Without this, I might have done a temporary fix to code which was already a calmly and perfectly written logic. Adding one dump of rushed temp-garbage code. Prompting all further code changes to follow the dumpster model. Because my goal is to fix the issue as soon as possible. Haste pushes the need for any temporary solution, that in turn pushes the need to write any ugly looking code. And who is going to look into after it because I will be done once I am out of it and it’s up to the next developers to figure out bashing the monitor and continue the haywire model? And Ladies and Gentlemen that’s where the fall of nice-looking code and design pattern would have occurred.
Phew... Nothing happened like that, A persistent and a small process saved me, and whoever will work on it in the future — lots of hours of starring the monitor and bashing the head. So yes, fail fast and recover faster with a good SDLC. Remember every minute of a stagnant issue in production tars the reputation with end-users. It’s there. it won’t be visible, it’s bottled up and it will come with a blast one day. We need not wait until then, right? One of the philosophies of DevOps — Fix issues before the user reports it and Fix immediately if the user reports it. And if we are unable to find the root cause of the issue fast, How we are supposed to fix fast?.
- Tell me if you are working on someone’s code with this same occurrence and you have no idea of what goes from where to where, What you will do?
- If there is no process and code is already a mess, will you try to create one and clean it up or will you think ok, because it’s like that from long before?

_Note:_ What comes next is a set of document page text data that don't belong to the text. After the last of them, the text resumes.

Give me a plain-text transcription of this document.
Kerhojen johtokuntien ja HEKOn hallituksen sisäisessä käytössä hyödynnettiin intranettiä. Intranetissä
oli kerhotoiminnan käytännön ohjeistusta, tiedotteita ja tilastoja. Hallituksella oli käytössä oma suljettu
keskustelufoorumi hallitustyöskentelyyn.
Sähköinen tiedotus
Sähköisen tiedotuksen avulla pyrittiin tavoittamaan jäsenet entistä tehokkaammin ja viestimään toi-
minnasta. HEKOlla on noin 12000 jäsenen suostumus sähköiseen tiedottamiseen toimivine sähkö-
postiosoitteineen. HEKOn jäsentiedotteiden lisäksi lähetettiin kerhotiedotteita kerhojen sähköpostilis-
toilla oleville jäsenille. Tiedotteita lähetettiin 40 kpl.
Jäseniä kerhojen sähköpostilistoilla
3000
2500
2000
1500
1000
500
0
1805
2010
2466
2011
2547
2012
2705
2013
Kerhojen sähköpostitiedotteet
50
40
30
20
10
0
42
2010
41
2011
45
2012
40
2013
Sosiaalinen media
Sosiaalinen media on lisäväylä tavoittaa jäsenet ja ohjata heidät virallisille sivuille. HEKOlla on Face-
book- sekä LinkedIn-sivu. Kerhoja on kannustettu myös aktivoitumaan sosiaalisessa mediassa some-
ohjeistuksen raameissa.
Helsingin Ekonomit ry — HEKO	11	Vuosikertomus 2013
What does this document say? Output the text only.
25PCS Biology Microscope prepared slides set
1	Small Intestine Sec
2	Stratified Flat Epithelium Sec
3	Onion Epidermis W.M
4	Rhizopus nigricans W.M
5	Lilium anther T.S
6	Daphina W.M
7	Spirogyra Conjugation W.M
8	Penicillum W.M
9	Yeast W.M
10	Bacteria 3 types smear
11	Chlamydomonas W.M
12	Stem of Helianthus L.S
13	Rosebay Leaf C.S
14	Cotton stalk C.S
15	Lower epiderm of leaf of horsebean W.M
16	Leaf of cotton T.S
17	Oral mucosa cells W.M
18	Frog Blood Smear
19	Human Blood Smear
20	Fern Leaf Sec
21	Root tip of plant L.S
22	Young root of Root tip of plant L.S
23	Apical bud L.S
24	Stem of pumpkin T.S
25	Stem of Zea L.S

Generally, everyone will always be trying to do something, to do better. But it is not what we are trying but what we try consistently. We need to start somewhere, to initiate it, to start experimenting, accept failures, and continue experimentations until we achieved what we are looking for. That will be a never-ending process of continuous improvement. We can keep setting new standards of quality and process and keep improving it. All we need in the end is to start a practice and remain consistent with it. I am glad that I started and followed it. When I think about it now, I will say that It was never a part of my role but the small excess time I put to follow the process was definitely worth it.